Ingrid van Frankenhuyzen's article on the high pay for some directors in the arts sector (Forget KLM and Booking: even in the subsidised arts, directors are big earners.), and the explanatory statement by Wijbrand Schaap in the Cultural Press Agency newsletter lack context. Why do I think so?
Salaries within cultural institutions follow collective agreements/wage guidelines established in the industries. Those collective agreements are largely public. This lists all the layers and all the salary scales. And yes, there is a (big) difference between the director and the employee, but that does not differ - on paper - from the proportions in other sectors in the Netherlands.

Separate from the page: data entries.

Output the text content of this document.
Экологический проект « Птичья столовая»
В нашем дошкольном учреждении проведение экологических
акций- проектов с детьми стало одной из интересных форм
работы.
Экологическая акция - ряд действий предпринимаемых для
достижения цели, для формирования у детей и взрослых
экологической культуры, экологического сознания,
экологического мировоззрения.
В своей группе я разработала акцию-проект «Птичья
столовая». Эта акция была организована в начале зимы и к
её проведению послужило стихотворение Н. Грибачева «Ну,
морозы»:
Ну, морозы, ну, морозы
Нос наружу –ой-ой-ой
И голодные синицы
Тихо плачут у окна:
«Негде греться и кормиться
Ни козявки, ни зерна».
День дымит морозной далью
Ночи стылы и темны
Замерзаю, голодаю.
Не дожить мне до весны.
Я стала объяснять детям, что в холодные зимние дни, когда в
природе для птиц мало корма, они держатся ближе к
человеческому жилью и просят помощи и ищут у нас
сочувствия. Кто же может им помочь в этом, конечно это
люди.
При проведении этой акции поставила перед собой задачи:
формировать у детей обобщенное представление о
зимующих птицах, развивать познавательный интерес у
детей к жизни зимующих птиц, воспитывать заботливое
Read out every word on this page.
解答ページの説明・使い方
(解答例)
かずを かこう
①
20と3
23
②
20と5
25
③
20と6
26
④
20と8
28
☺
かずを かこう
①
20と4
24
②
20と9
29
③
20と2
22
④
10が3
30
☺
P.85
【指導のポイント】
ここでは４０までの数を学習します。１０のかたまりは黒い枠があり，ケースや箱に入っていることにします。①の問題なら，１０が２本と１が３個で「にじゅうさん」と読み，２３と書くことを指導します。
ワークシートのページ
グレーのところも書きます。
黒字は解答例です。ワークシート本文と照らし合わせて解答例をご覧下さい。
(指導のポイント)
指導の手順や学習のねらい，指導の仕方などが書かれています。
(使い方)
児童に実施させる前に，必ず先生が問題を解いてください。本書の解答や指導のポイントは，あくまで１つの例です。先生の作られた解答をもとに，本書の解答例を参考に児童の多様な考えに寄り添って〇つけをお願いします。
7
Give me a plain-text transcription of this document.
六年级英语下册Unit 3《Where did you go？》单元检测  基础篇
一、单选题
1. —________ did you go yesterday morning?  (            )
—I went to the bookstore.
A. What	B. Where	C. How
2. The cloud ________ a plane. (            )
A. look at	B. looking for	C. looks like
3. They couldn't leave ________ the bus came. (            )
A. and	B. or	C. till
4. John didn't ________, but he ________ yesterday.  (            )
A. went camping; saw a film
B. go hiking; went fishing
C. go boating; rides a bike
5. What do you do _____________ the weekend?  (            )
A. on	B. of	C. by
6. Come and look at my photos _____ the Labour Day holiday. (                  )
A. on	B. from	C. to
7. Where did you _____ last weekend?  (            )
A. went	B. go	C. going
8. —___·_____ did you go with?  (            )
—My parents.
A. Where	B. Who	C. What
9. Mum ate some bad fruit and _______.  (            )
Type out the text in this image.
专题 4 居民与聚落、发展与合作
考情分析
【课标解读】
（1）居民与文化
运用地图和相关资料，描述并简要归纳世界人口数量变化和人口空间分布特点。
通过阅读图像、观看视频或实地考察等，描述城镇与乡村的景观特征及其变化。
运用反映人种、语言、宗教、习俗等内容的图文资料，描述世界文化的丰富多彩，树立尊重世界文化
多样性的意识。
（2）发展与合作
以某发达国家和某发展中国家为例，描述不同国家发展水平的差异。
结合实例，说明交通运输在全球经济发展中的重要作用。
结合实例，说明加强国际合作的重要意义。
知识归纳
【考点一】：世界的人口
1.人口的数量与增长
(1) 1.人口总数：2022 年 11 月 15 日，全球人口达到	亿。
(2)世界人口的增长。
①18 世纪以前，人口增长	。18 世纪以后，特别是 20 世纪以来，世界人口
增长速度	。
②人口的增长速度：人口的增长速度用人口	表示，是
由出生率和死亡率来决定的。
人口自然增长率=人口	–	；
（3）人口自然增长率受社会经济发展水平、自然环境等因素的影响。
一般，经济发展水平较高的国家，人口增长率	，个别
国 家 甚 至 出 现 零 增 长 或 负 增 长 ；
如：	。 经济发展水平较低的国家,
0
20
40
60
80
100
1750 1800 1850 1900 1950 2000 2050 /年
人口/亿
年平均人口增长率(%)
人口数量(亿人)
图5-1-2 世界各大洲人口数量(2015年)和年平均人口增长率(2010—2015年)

In addition, amounts included in grant applications are gross/gross. That is, (statutory) schemes have been added to the salary. Some of those ' big earners' mentioned in the article are creators, by the way. How nice is that! So we are willing to pay creators very well in some cases.
Underlay
The bottleneck is indeed in the 'lower layer'. These are all those initiatives that cannot or do not want to pay according to CAO and the many ZZP-ers working for cultural institutions. As a result of the Zijlstra austerity measures, some of the permanent staff have been converted into temporary ZZP and have thus tumbled out of those collective agreements. Question is whether to call for solving this bottleneck by taking the money away from the 'top'.
Why should the cultural sector level out when the problem is caused by external funders? And why should the cultural sector in particular abandon a proper salary structure while other comparable sectors (education, government) do not? Surely, as a cultural sector, you then shoot yourself in your own foot? Better is: fair practice, better collective bargaining, more subsidy or campaigning for a levelling down in all sectors etc.
Scarce
On top of that, everyone has the freedom to pursue positions that involve this kind of salary. It's just that those positions are scarce. Although that is not so bad: look at the Cultural education collective labour agreement or that of theatres.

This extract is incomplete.